In everyone’s life, at some time, our inner fire goes out. It is then burst into flame by an encounter with another human being. We should all be thankful for those people who rekindle the inner spirit. ~Albert Schweitzer
I am thankful for Priti – The person who rekindles my inner spirit by just being there. I have not yet met her in person, but we share a deep connection which started with a food talk on a social network. Really – just a simple talk about a slow cooker and the day’s menu. That talk was the beginning of a beautiful friendship.
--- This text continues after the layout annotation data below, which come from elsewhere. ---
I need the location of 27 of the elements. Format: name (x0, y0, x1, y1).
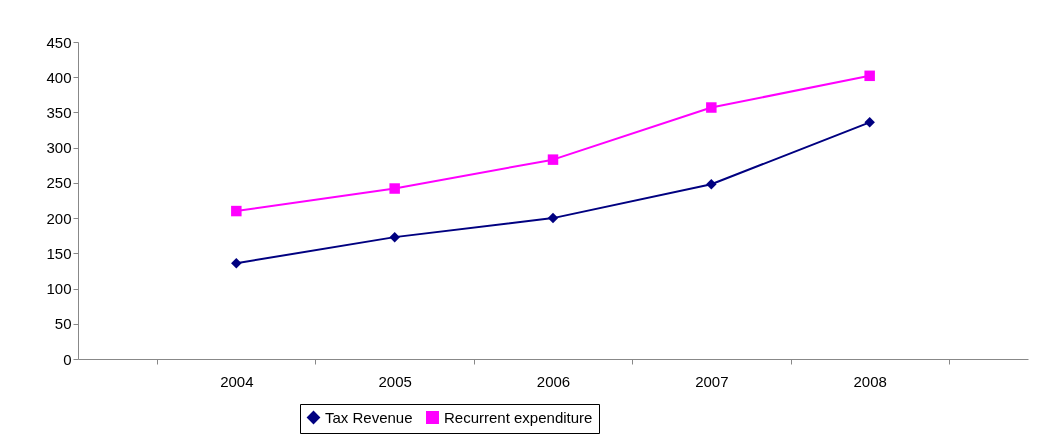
x-tick-label: 2004 (220, 372, 254, 390)
point (389, 183, 400, 194)
y-tick-label: 150 (46, 244, 72, 262)
y-tick-label: 250 (46, 174, 72, 192)
y-tick-label: 50 (54, 315, 72, 333)
point (864, 70, 875, 82)
y-tick-label: 100 (46, 280, 72, 298)
x-tick-label: 2005 (378, 372, 412, 390)
x-tick-label: 2006 (536, 372, 571, 390)
y-tick-label: 350 (46, 103, 72, 121)
x-tick-label: 2008 (853, 372, 887, 390)
y-tick-label: 450 (46, 33, 72, 51)
point (864, 117, 875, 128)
y-tick-label: 0 (63, 350, 72, 368)
legend-label: Tax Revenue (325, 408, 413, 426)
point (706, 179, 717, 190)
legend-label: Recurrent expenditure (444, 408, 593, 426)
y-tick-label: 400 (46, 68, 72, 86)
y-tick-label: 200 (46, 209, 72, 227)
point (547, 154, 559, 165)
point (706, 102, 717, 113)
y-tick-label: 300 (46, 139, 72, 157)
point (231, 205, 242, 217)
point (547, 212, 559, 224)
point (231, 257, 242, 269)
x-tick-label: 2007 (695, 372, 729, 390)
point (389, 231, 400, 243)
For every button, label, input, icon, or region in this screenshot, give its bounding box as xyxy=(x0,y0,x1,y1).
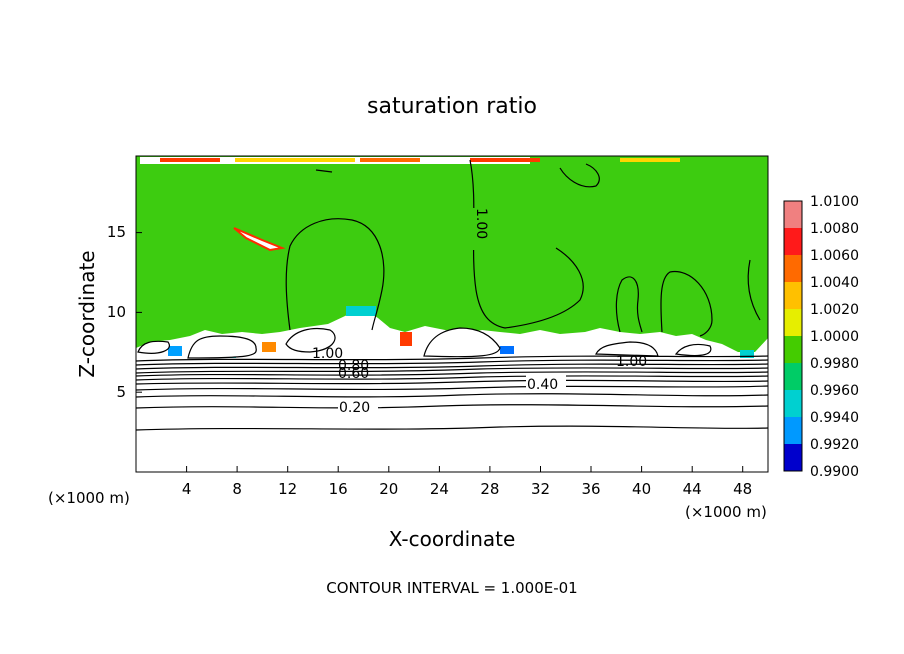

A few weeks ago, I sent her a batch of my home made garam masala , along with the Kashmiri veri [ Va ( short a sound) ur and short i ] masala. She had asked me the recipe for my garam masala a long time ago, and since I mostly make a quick batch, I never paid attention to how much of what I put in -It is an instinctive thing. So I never got around to develop the exact proportion ratios. And hence never gave her the recipe.
Sending her the masala was my way of apologizing for being slipshod. I mean, I could very well measure as I went and take notes and type it out for her. But I did not. So I had to do something better. I made my Garam masala AND I made the kashmiri veri masala and sent her both.
Here are the pictures she sent me after she made these:
In one weekend! She made the haakh, razma gogji, chicken daniwal korma, roganjosh, dum aloo and neni pulao. A true kashmiri feast. That does tell a lot about how big a foodie she is and how much she likes to experiment. I was thrilled to the core. Not because she made the food using my recipes as a guideline, but because she was so blissful about the process of discovering a new cuisine and liking it.
You can’t help but catch on the enthusiasm and the passion. She makes the “joy of cooking” come to life. And unknowingly, she stirs the enthusiasm in me, to cook up a storm and enjoy the adventure.
While we were talking about what else can she make with the Veri Masala, I shared with her my best kept open secret, go to chicken dish – the chicken rogan josh. No fancy ingredients, very little prep and is usually ready in less than 30 minutes, depending on how many people you are cooking for. Weeknight specials? I think its perfect for a weekend too and Priti did too. Here is the picture she sent me of the dish she cooked, with just a few twitter like instructions. Told ya she is just amazing.
This is one of my go to recipes when my friends just show up. The kind of friends who don’t need, wait for or want an invitation to come see you. They just show up after a quick call which usually goes , ” Hey, are you home tonight?” , “yes” ” ok!! I am coming over and will stay for dinner”. ” Great! See ya.. get some beer on your way here.. will you?”
These are the kind of friends, for whom you want to cook special meals, yet want to keep it homely and simple. You also want to finish cooking soon so you can drink that beer before they hand you the empty bottles to recycle.
This recipe does need you to buy the special Veri Masala which is not readily available. I will soon post a recipe to make this at home. Until then enjoy the chicken recipe.
Chicken Rogan Josh in Kashmiri Veri Masala
- 1 pinch turmeric
- 1/4 th teaspoon ginger powder
- 2 tablespoons oil Preferably Mustard
- 1/4 th teaspoon Garam Masala preferably the one without coriander
- 2 cloves ground
- 1/4 - 1/2 cup water
- 2 teaspoons Kashmiri Mirch or hungarian sweet paprika
- 1 lb boneless chicken
- 1/2 cup thinly sliced onions
- 1 teaspoon fennel powder
- 1 teaspoon veri masala powdered - break a small piece and pound it
- 1 teaspoon salt or to taste
- Take extra care when you add the chillies. The idea is to infuse the chilli in the oil for it develop the color and flavor but not burn them. It takes just a few seconds to burn them so keep a couple of Tbs of water handy to throw in to bring the temperature down.
1.As always, bring a pan to heat up and the oil. If using mustard oil, heat it up until it
smokes and then cool it down slightly. This step is important else there will be a very mustard like taste in the food which is not appetizing to everyone.
2.Once the oil is hot, add the onions and chicken and saute on medium heat until onions start browning.
3.Bring the temperature down to a simmer, add the chilli/ paprika and immediately add a couple of Tbs of water to bring down heat and allow the chilli to cook without burning.
4.After you see the oil separate from the chillies add the Veri masala, stir to incorporate and then add all other dry ingredients. Mix it all and let the spice infuse in the oil for a bit.
5.Add 1/2 C of water, stir, bring to a boil, cover and cook on medium heat for about 10 minutes or until the oil floats on top.
6.Eat with a Roti or naan or plain brown or white rice and Dal.